A prominent Islamic seminary in India has issued a fatwa against pro-nationalistic slogan "Bharat Mata ki jai", which means "Hail Mother India" in Hindi, adding more fuel to an already-raging controversy. The fatwa, or an Islamic edict, was issued after an eight-member panel's deliberation in the northern Indian state of Uttar Pradesh.
The fatwa issued by Darul Uloom of Deoband reads: "We love our country, but it is not our god. In Islam, we believe in only one God and hence it is against the faith of a Muslim to chant the slogan."
The hullabaloo over the slogan erupted after a well-known Muslim politician Asaduddin Owaisi, a Member of Parliament from the southern Indian city of Hyderabad, announced he would not chant the slogan as it is against Islamic values. He was widely criticised for decrying the slogan, which was one of the iconic catchphrases during India's Independence struggle.

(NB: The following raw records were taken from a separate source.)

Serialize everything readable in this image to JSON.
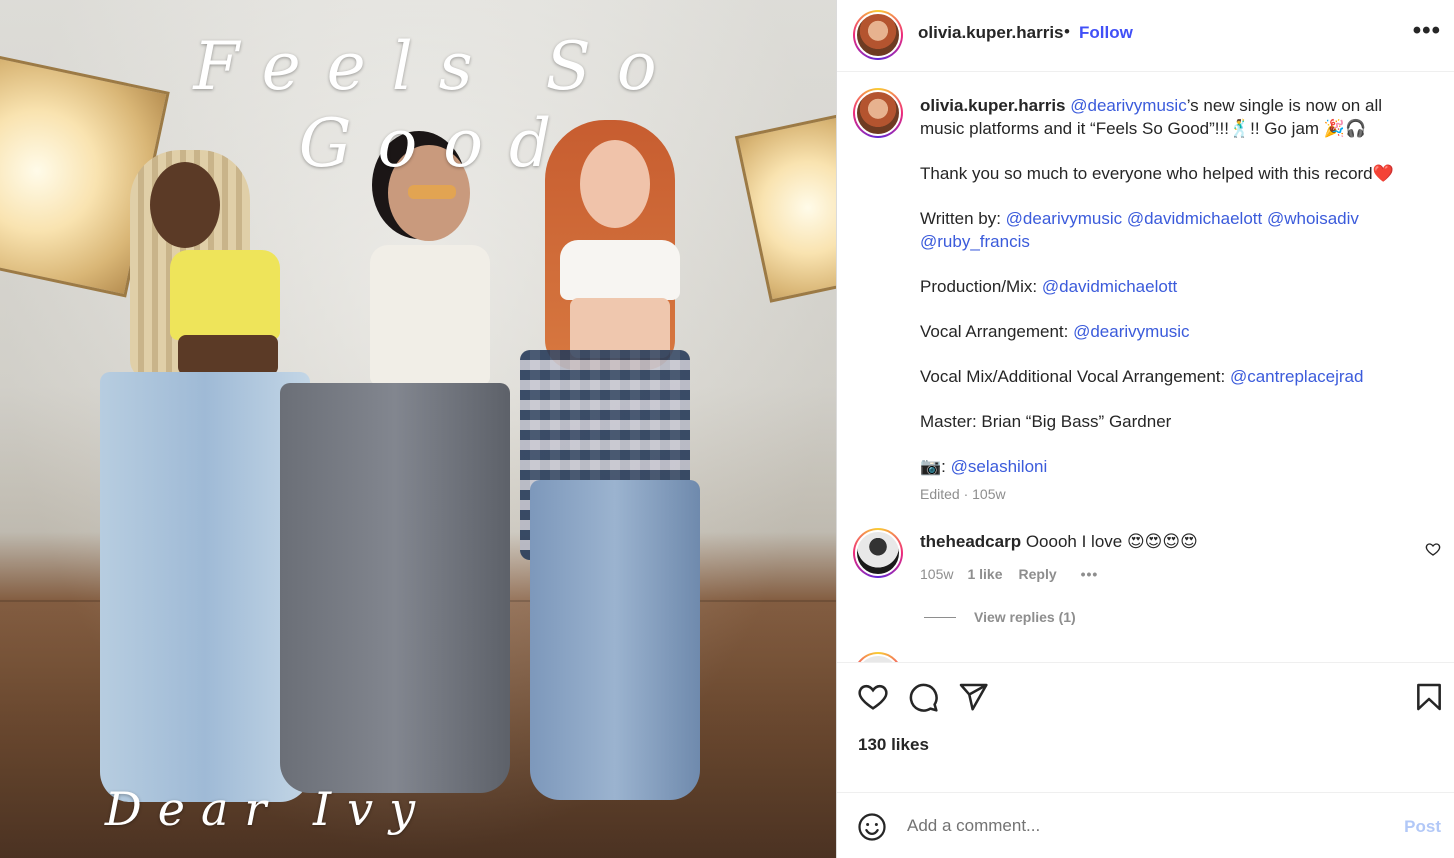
{
  "media": {
    "cover_title": "Feels So Good",
    "cover_artist": "Dear Ivy"
  },
  "header": {
    "username": "olivia.kuper.harris",
    "separator": "•",
    "follow_label": "Follow",
    "more_label": "•••"
  },
  "caption": {
    "username": "olivia.kuper.harris",
    "line1_mention": "@dearivymusic",
    "line1_text": "’s new single is now on all music platforms and it “Feels So Good”!!!🕺!! Go jam 🎉🎧",
    "thanks": "Thank you so much to everyone who helped with this record❤️",
    "written_label": "Written by: ",
    "written_mentions": [
      "@dearivymusic",
      "@davidmichaelott",
      "@whoisadiv",
      "@ruby_francis"
    ],
    "production_label": "Production/Mix: ",
    "production_mention": "@davidmichaelott",
    "vocal_arr_label": "Vocal Arrangement: ",
    "vocal_arr_mention": "@dearivymusic",
    "vocal_mix_label": "Vocal Mix/Additional Vocal Arrangement: ",
    "vocal_mix_mention": "@cantreplacejrad",
    "master_text": "Master: Brian “Big Bass” Gardner",
    "camera_label": "📷: ",
    "camera_mention": "@selashiloni",
    "meta": "Edited · 105w"
  },
  "comment1": {
    "username": "theheadcarp",
    "text": "Ooooh I love 😍😍😍😍",
    "time": "105w",
    "likes": "1 like",
    "reply": "Reply",
    "more": "•••",
    "view_replies": "View replies (1)"
  },
  "actions": {
    "icons": [
      "heart-icon",
      "comment-icon",
      "share-icon",
      "bookmark-icon"
    ],
    "likes_count": "130 likes"
  },
  "add_comment": {
    "placeholder": "Add a comment...",
    "post_label": "Post"
  },
  "colors": {
    "link": "#3b5bdb",
    "follow": "#4150f7",
    "post_disabled": "#b2c8f7",
    "muted": "#8e8e8e"
  }
}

The fatwa added: "In the past too, a similar controversy emerged about the chanting of Vande Mataram in schools. That song was made mandatory for students. Now, Bharat Mata Ki Jai is being made compulsory. Both the issues are the same."

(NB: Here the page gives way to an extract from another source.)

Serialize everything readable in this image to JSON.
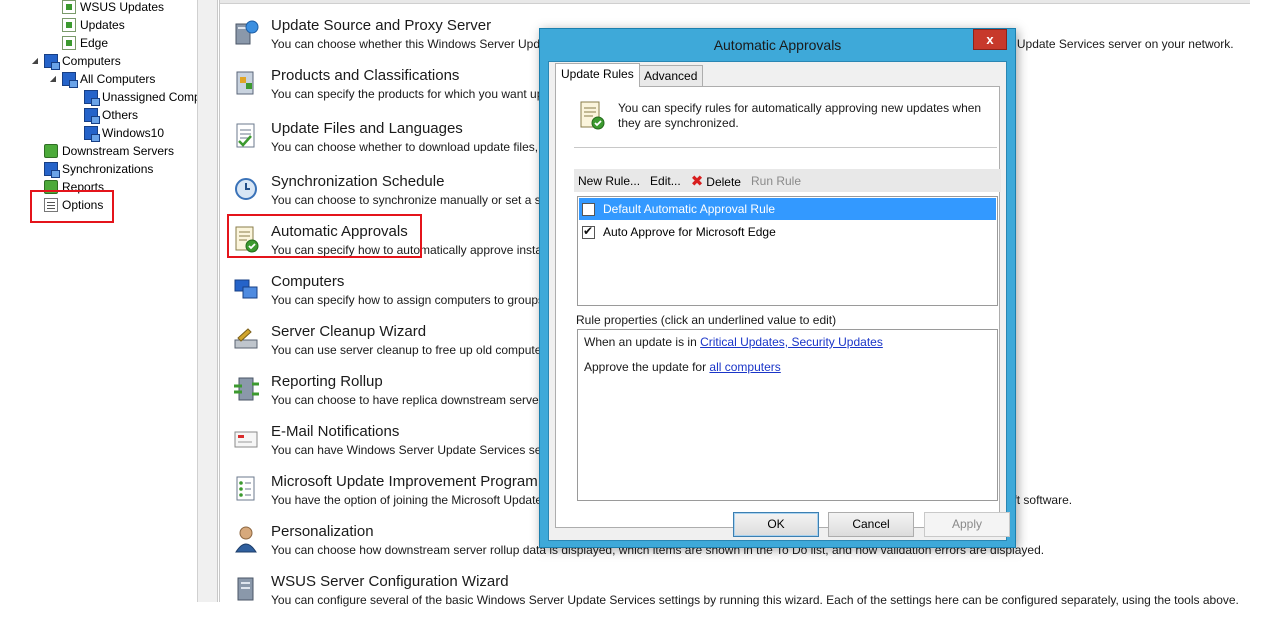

"India is, without doubt, our country. We and our ancestors were born here. We love our country, but we do not think it is our God."
Quickly responding to the fatwa was Sadhvi Niranjan Jyoti, a federal minister of the Bharatiya Janata Party (BJP) who herself was censured in the past for her inflammatory remarks. She told reporters: "It is showing the fundamentalist side of Islam. Denying 'Bharat Mata Ki Jai' shows disrespect to martyrs of the country. It shows their mentality. They should understand that they are not living in Pakistan."
Opposing politicians have been sparring over the chanting of "Bharat Mata ki jai" in recent weeks. Mohan Bhagwat, the chief of Rashtriya Swayamsevakh Sangh, which is the ideological mentor of the ruling BJP, had kicked off a controversy when he suggested the next generation of Indians should be taught to chant the slogan.